SON TUBE INTERNATIONAL « MEIN KAMPF » CARTONNE ENCORE
On oublie parfois qu’Adolf Hitler a été le premier rocker international, que son tube Mein Kampf a mis le feu au monde et qu’il figure encore au top ten de nombreux pays. Certains de ses admirateurs prétendent même qu’il ne serait pas mort au cours d’un festival pyrotechnique à Berlin, mais que, retiré au Paraguay, il préparerait un second succès international qui aurait pour titre Mes erreurs. Mais ne nous fions pas trop à ses fans, souvent trop zélés, voire fêlés, qui ne veulent pas admettre que même les idoles meurent un jour de leurs excès.
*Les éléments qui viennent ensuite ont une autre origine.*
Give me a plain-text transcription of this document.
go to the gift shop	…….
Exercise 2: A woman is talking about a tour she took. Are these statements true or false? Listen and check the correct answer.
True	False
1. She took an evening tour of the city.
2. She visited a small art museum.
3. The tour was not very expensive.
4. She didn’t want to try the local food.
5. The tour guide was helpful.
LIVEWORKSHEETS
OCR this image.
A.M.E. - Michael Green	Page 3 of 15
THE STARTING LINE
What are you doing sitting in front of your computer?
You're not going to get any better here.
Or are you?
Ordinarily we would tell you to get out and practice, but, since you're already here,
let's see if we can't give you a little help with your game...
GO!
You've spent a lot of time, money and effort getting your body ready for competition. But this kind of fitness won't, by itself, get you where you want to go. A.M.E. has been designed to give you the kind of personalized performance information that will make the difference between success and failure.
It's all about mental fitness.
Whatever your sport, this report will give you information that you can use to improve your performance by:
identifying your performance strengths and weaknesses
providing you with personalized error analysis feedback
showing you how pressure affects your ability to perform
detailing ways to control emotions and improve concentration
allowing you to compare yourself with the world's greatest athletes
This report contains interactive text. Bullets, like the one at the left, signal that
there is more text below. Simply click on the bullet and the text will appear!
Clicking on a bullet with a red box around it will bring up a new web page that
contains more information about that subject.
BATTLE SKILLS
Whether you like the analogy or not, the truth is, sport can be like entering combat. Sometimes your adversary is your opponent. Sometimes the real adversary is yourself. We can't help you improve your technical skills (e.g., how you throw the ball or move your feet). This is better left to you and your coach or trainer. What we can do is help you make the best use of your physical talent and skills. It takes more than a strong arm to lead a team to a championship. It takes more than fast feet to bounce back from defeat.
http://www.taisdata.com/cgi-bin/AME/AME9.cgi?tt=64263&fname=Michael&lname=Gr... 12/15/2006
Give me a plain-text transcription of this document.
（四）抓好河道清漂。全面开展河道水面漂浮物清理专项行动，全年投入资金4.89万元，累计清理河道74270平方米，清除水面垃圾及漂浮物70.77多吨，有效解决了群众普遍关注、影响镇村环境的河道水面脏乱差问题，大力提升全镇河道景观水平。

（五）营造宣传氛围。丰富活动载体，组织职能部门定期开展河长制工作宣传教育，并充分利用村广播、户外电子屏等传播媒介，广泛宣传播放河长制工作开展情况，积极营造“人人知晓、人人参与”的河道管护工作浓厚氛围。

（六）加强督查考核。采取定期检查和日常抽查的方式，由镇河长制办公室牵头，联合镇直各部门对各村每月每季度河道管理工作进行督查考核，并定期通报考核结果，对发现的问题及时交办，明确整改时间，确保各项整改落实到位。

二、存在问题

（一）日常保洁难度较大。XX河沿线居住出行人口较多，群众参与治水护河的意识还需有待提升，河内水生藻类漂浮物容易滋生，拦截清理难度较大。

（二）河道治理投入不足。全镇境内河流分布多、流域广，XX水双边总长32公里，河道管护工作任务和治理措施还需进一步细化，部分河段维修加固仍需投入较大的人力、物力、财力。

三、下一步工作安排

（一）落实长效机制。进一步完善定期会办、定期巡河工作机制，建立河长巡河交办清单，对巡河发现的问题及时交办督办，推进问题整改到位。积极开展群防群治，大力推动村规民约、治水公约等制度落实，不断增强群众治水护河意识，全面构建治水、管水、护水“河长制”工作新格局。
Mein Kampf, rappelons-le, a été longuement élaboré dans la prison de Landsberg, en Bavière, où Adolf ayant commis quelques bévues politiques était incarcéré. Ce bad boy caressait moins sa guitare que l’idée d’un suicide qui laisserait de lui l’image d’un martyr. Ses co-détenus l’assurant qu’avec sa voix et la violence de ses textes il pouvait conquérir le monde, il se laissa convaincre. Certain d’avoir une vocation artistique – il rêvait d’être peintre – il avait déjà eu l’excellente idée de changer son nom Schickelgruber (qui signifie croque-morts) en Hitler, beaucoup plus rock and roll. « Heil Hitler« , que scandent ses groupies, préfigure « Salut les copains !« , avec une touche gothique qui séduit les Allemands et des costumes Hugo Boss agrémentée de têtes de mort qui font gothique chic.
Le succès de Mein Kampf ne se démentira pas. Aujourd’hui encore en Inde, en Turquie et dans les pays arabes, sans oublier la Mongolie, il est en tête des ventes. En Europe, où un vent mauvais d’antisémitisme et une guerre sans pitié ont rendu Mein Kampf inaudible, il sera considéré comme un exemple de mauvais goût, voire d’incitation au meurtre et, à ce titre interdit. Le rendant, pour certains esprits faibles d’autant plus attirant. À titre personnel, je trouve stupide de l’avoir interdit ou publié en le criblant de notes, ce qui lui donne une valeur démesurée. Mein Kampf est un livre qui vous tombe des mains et qui aurait dû tomber dans l’oubli. Son histoire est parfaitement présentée dans l’ouvrage de Claude Quétel, Tout sur Mein Kampf.
Rappelons par ailleurs que le premier philosophe à avoir pris au sérieux dès 1934 la philosophie d’Hitler n’est autre qu’Emmanuel Levinas. Elle ėveille, disait-il, la nostalgie secrète de l’âme allemande. Il avait compris tout de suite que la volonté de puissance nietzschéenne que l’Allemagne moderne retrouvait et glorifiait n’était pas seulement un nouvel idéal, mais un idéal qui apportait en même temps sa forme propre d’universalisation : la guerre et la conquête.
Allant encore plus loin dans la ligne tracée par Levinas, Johann Chapoutot s’est plongé minutieusement dans la révolution culturelle nazie. Révolution qui nous ramène à la Grèce antique, à Platon, à Kant et à son impératif catégorique qui, non seulement rendent alors possibles, mais légitiment les crimes nazis. Contrairement à l’opinion commune, quand les hitlériens entendaient le mot « culture », ils ne sortaient pas leur revolver, mais leur stéthoscope ou leur craniometre pour redonner à une pensée antique perdue et à des principes politiques sains balayés par la Révolution française
leur droit qui n’était autre que le droit germanique, débarrassé de toutes les scories humanistes ou chrétiennes qui l’ont dénaturé. Les enjeux du nazisme étaient là et nul ne les a mieux décryptés que Johann Chapoutot.
Claude Quétel – Tout sur Mein Kampf Éd. Perrin. 276 pages.
Johann Chapoutot – La révolution culturelle nazie Gallimard. 282 pages.